Das Sozio-oekonomische Panel (SOEP) ist die größte und am längsten laufende multidisziplinäre Langzeitstudie in Deutschland. Das SOEP ist im DIW Berlin Teil der Forschungsinfrastruktur in Deutschland und wird unter dem Dach der Leibniz-Gemeinschaft (WGL) vom Bundesministerium für Bildung und Forschung (BMBF) und den Ländern gefördert. Für das SOEP werden seit 1984 jedes Jahr vom Umfrageinstitut Kantar Public mehrere tausend Menschen befragt. Zurzeit sind es etwa 30.000 Befragte in etwa 15.000 Haushalten. Die Daten des SOEP geben unter anderem Auskunft über Persönlichkeitsmerkmale, Bildung, Gesundheit, Einkommen, Erwerbstätigkeit und Lebenszufriedenheit. Weil jedes Jahr dieselben Personen befragt werden, können nicht nur langfristige gesellschaftliche Trends, sondern auch die gruppenspezifische Entwicklung von Lebensläufen besonders gut analysiert werden.

Beim SOEP werden Stundenlöhne nicht direkt abgefragt, sondern Löhne pro Monat und wöchentliche Arbeitsstunden – sowohl vertragliche als auch tatsächliche. Daraus ergeben sich die hier präsentierten Zahlen. 

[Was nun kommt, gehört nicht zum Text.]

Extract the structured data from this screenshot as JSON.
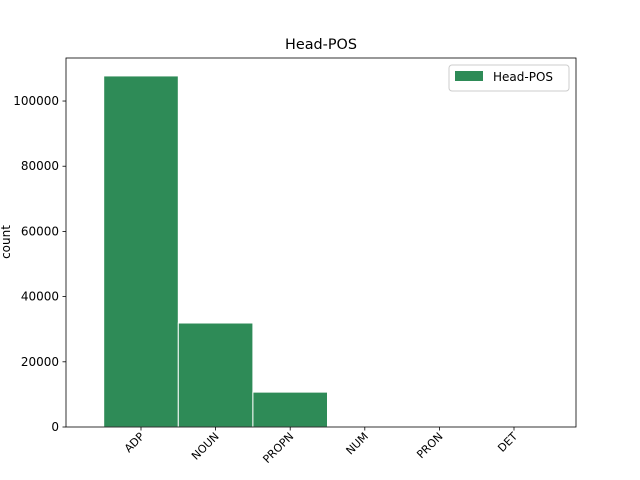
{
  "chart_data": {
    "type": "bar",
    "title": "Head-POS",
    "ylabel": "count",
    "categories": [
      "ADP",
      "NOUN",
      "PROPN",
      "NUM",
      "PRON",
      "DET"
    ],
    "series": [
      {
        "name": "Head-POS",
        "color": "#2e8b57",
        "values": [
          107700,
          31900,
          10700,
          100,
          50,
          20
        ]
      }
    ],
    "ylim": [
      0,
      113200
    ],
    "yticks": [
      0,
      20000,
      40000,
      60000,
      80000,
      100000
    ],
    "legend": "upper right",
    "grid": false
  }
}
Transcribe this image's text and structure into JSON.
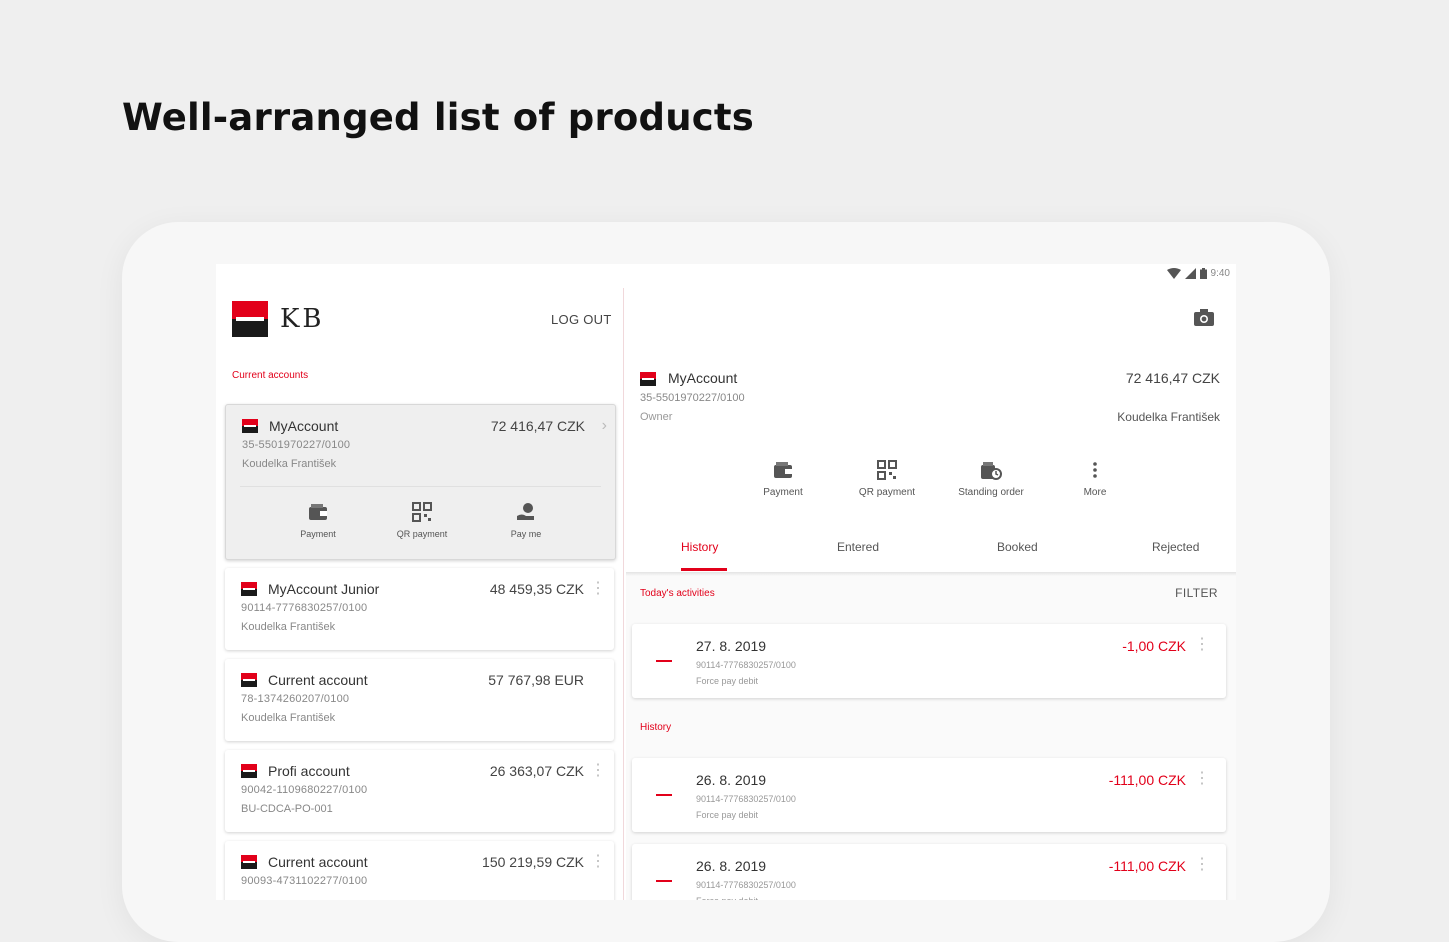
{
  "headline": "Well-arranged list of products",
  "status_bar": {
    "time": "9:40",
    "icons": [
      "wifi-icon",
      "signal-icon",
      "battery-icon"
    ]
  },
  "left_pane": {
    "brand": "KB",
    "logout_label": "LOG OUT",
    "section_label": "Current accounts",
    "accounts": [
      {
        "name": "MyAccount",
        "amount": "72 416,47 CZK",
        "iban": "35-5501970227/0100",
        "owner": "Koudelka František",
        "selected": true,
        "actions": [
          {
            "label": "Payment",
            "icon": "wallet-icon"
          },
          {
            "label": "QR payment",
            "icon": "qr-code-icon"
          },
          {
            "label": "Pay me",
            "icon": "hand-coins-icon"
          }
        ]
      },
      {
        "name": "MyAccount Junior",
        "amount": "48 459,35 CZK",
        "iban": "90114-7776830257/0100",
        "owner": "Koudelka František"
      },
      {
        "name": "Current account",
        "amount": "57 767,98 EUR",
        "iban": "78-1374260207/0100",
        "owner": "Koudelka František"
      },
      {
        "name": "Profi account",
        "amount": "26 363,07 CZK",
        "iban": "90042-1109680227/0100",
        "owner": "BU-CDCA-PO-001"
      },
      {
        "name": "Current account",
        "amount": "150 219,59 CZK",
        "iban": "90093-4731102277/0100",
        "owner": ""
      }
    ]
  },
  "right_pane": {
    "account": {
      "name": "MyAccount",
      "amount": "72 416,47 CZK",
      "iban": "35-5501970227/0100",
      "role": "Owner",
      "owner": "Koudelka František"
    },
    "actions": [
      {
        "label": "Payment",
        "icon": "wallet-icon"
      },
      {
        "label": "QR payment",
        "icon": "qr-code-icon"
      },
      {
        "label": "Standing order",
        "icon": "standing-order-icon"
      },
      {
        "label": "More",
        "icon": "more-vertical-icon"
      }
    ],
    "tabs": [
      "History",
      "Entered",
      "Booked",
      "Rejected"
    ],
    "active_tab": "History",
    "todays_label": "Today's activities",
    "filter_label": "FILTER",
    "history_label": "History",
    "transactions": [
      {
        "date": "27. 8. 2019",
        "iban": "90114-7776830257/0100",
        "type": "Force pay debit",
        "amount": "-1,00 CZK"
      },
      {
        "date": "26. 8. 2019",
        "iban": "90114-7776830257/0100",
        "type": "Force pay debit",
        "amount": "-111,00 CZK"
      },
      {
        "date": "26. 8. 2019",
        "iban": "90114-7776830257/0100",
        "type": "Force pay debit",
        "amount": "-111,00 CZK"
      }
    ]
  },
  "colors": {
    "accent": "#e2001a",
    "brand_black": "#1a1a1a",
    "background": "#efefef"
  }
}
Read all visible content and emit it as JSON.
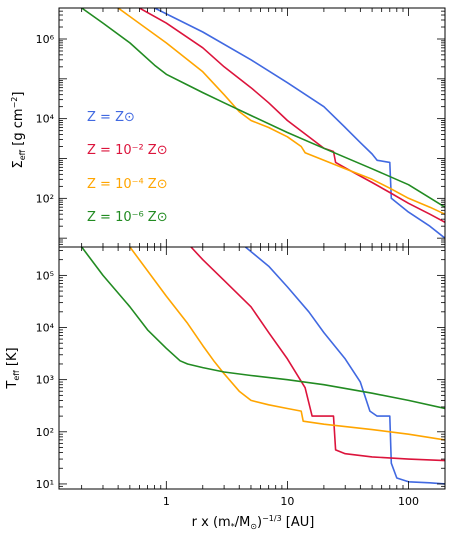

Für die Studie wurden zudem die Ergebnisse einer vom SOEP im Auftrag gegebenen repräsentativen Themenbefragung, die unter 2.000 Personen im Juni/Juli 2015, im Juni/Juli 2016 sowie im August/September 2017 durchgeführt wurde. Befragt wurden diese Personen zu ihren Einstellungen zu und Erfahrungen mit dem Mindestlohn.   

Das EVA-MIN Projekt

Die in diesem Wochenbericht präsentierte Studie entstand im Rahmen des EVA-MIN-Projekts (Evaluation des Mindestlohns in Deutschland), das durch die Leibniz-Gemeinschaft gefördert ist und eine Kooperation zwischen DIW Berlin, Universität Potsdam und IAB Nürnberg unterstützt. Neben der Evaluierung verschiedener Wirkungskanäle der Mindestlohnreform verfolgt das Projekt eine transparente Vermittlung der Ergebnisse in die Öffentlichkeit sowie eine Optimierung der Dateninfrastruktur.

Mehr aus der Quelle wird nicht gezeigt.